Still, I struggle to conjure good memories of my sister. My mental health struggles are inward — depression and anxiety that make me beat myself up. Hers were inward, too, but mostly outward. She lashed out. She attacked and bullied. She manipulated and gaslit. She twisted the fabric of reality until it snapped back and cut everyone caught in the bind. My relationship ended with her, legally and spiritually, when I had to obtain a restraining order against her after several episodes in which she threatened my family. It was the right thing to do, and I don’t regret it, but it complicates grief.

As I struggle to grieve her, I come back to old faithful — to laughter. She did share my sense of humor. With our family tree, how could she not? And she did have a great laugh, the kind that shakes the whole body and nods to the joy in the absurd and the sacred in the profane.

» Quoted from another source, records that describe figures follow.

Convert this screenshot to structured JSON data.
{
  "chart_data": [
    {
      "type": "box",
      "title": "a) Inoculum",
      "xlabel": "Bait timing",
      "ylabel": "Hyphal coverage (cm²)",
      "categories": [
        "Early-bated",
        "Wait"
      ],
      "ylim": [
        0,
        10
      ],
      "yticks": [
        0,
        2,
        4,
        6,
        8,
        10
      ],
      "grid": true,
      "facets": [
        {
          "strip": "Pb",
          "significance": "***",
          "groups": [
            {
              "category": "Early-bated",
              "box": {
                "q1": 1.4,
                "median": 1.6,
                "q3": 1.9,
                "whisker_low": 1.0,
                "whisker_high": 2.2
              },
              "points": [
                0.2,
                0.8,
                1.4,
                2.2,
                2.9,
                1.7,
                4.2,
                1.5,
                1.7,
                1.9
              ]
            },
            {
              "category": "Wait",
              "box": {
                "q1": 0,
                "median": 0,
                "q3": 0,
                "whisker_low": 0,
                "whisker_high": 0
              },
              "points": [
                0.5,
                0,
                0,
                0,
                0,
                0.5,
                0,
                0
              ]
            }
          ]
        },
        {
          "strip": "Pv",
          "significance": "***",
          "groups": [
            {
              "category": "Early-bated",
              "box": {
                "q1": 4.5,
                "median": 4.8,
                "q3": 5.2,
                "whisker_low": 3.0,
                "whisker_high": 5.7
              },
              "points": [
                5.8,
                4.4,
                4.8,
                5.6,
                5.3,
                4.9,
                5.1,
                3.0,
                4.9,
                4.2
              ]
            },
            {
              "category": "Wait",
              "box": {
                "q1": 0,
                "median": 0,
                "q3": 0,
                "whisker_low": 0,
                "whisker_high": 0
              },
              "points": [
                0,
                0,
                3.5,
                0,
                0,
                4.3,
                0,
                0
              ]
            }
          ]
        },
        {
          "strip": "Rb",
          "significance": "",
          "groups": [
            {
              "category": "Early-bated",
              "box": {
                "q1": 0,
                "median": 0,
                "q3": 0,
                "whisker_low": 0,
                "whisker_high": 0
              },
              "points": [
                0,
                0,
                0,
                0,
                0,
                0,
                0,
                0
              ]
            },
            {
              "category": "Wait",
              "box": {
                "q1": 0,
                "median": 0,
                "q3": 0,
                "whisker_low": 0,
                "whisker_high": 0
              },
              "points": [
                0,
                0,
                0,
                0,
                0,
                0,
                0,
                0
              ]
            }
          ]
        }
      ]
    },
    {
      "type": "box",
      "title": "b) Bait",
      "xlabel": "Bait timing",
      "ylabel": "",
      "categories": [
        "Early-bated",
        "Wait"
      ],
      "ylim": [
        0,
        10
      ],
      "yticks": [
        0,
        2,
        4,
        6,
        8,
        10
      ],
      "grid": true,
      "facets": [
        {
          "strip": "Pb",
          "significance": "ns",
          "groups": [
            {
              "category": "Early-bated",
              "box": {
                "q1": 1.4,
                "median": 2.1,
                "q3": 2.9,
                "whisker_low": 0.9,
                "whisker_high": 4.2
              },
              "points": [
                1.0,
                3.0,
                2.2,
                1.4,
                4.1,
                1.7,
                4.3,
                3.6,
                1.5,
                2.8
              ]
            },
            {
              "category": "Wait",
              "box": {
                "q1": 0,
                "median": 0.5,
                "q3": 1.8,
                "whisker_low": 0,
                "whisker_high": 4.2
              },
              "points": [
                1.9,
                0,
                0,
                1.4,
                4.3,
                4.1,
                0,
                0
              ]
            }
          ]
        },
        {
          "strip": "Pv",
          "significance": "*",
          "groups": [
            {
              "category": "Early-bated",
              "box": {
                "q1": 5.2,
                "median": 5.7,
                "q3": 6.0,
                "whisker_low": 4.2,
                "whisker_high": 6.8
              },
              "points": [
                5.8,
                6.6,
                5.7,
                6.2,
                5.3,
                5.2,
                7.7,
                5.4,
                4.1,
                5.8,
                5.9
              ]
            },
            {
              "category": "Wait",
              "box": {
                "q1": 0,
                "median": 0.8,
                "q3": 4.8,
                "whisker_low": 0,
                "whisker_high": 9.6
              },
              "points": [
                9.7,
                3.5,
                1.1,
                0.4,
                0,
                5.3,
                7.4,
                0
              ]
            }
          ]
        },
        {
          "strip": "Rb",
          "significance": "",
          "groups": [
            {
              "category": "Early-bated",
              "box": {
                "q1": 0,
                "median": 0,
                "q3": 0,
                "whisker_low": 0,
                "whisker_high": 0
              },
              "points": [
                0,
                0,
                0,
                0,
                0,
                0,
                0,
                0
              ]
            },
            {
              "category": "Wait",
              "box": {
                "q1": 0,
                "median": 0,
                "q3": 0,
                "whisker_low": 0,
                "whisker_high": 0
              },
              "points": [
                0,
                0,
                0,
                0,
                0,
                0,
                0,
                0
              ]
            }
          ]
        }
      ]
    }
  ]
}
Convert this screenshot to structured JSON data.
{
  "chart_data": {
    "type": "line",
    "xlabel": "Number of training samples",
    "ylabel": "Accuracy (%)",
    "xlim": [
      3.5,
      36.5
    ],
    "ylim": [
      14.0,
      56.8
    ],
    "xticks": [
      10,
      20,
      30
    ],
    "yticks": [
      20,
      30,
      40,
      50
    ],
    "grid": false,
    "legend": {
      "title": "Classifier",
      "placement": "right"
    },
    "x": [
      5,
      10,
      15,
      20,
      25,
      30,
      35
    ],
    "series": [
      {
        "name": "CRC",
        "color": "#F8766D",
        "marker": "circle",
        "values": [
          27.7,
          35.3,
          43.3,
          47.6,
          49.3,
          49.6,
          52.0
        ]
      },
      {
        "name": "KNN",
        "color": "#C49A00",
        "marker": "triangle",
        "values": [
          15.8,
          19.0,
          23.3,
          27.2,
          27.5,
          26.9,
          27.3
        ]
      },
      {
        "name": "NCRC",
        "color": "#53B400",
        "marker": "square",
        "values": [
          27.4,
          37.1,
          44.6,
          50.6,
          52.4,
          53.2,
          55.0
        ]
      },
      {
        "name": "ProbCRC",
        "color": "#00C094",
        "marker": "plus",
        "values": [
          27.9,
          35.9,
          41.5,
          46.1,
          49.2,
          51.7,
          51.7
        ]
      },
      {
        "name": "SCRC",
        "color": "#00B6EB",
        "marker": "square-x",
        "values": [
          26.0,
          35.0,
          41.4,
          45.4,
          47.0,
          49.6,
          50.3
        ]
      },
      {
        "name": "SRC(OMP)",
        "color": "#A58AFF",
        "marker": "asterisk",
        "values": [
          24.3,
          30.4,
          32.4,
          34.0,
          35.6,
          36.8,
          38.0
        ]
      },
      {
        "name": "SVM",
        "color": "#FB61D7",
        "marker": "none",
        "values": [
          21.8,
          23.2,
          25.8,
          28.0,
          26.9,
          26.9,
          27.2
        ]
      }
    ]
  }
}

As mental illness consumed her over the years, paranoid delusions became a larger part of her reality. She believed them with such conviction that she could make you question your own sanity. She was so possessed by them that I could hardly see the sister I once knew in the muck and mire of what was left of her. Before she hanged herself, she wrote a slapdash suicide note on the walls in black marker. The note accused all manner of forces that were conspiring against her — her family, the legal system, the local police, the FBI, and the Kardashians.

I’ve been reflecting on why I do this, why I write with an angle on humor and laughter. A good friend of mine, a man who, along with his wife, has endured more trauma and tragedy than anyone I’ve encountered, read one of my stories and sent me a text that said, “You’ve got me laughing my balls off over here!” Profound suffering is no match for someone open to joy and laughter.

It’s easy to write off my sister’s suicide note as nothing but tragic insanity, but that last bit about the Kardashians gives me pause. My sister was drowning in illness, no doubt crippled by dread and paranoia, but the utter silliness of the Kardashians paired with the FBI, the ridiculousness of it, it makes me smile. Imagine a cancer patient, one who winks or gives your finger a squeeze just before passing, a gesture to let you know she’s still in there beneath the pain and degradation. I can see my sister in that context. Swap cancer for mental illness, the wink for a wacky reference to lip fillers, butt implants, and pop culture shenanigans, and she’s in there, wrestling with the demons of her life, alive in that last moment, fighting to find the punchline.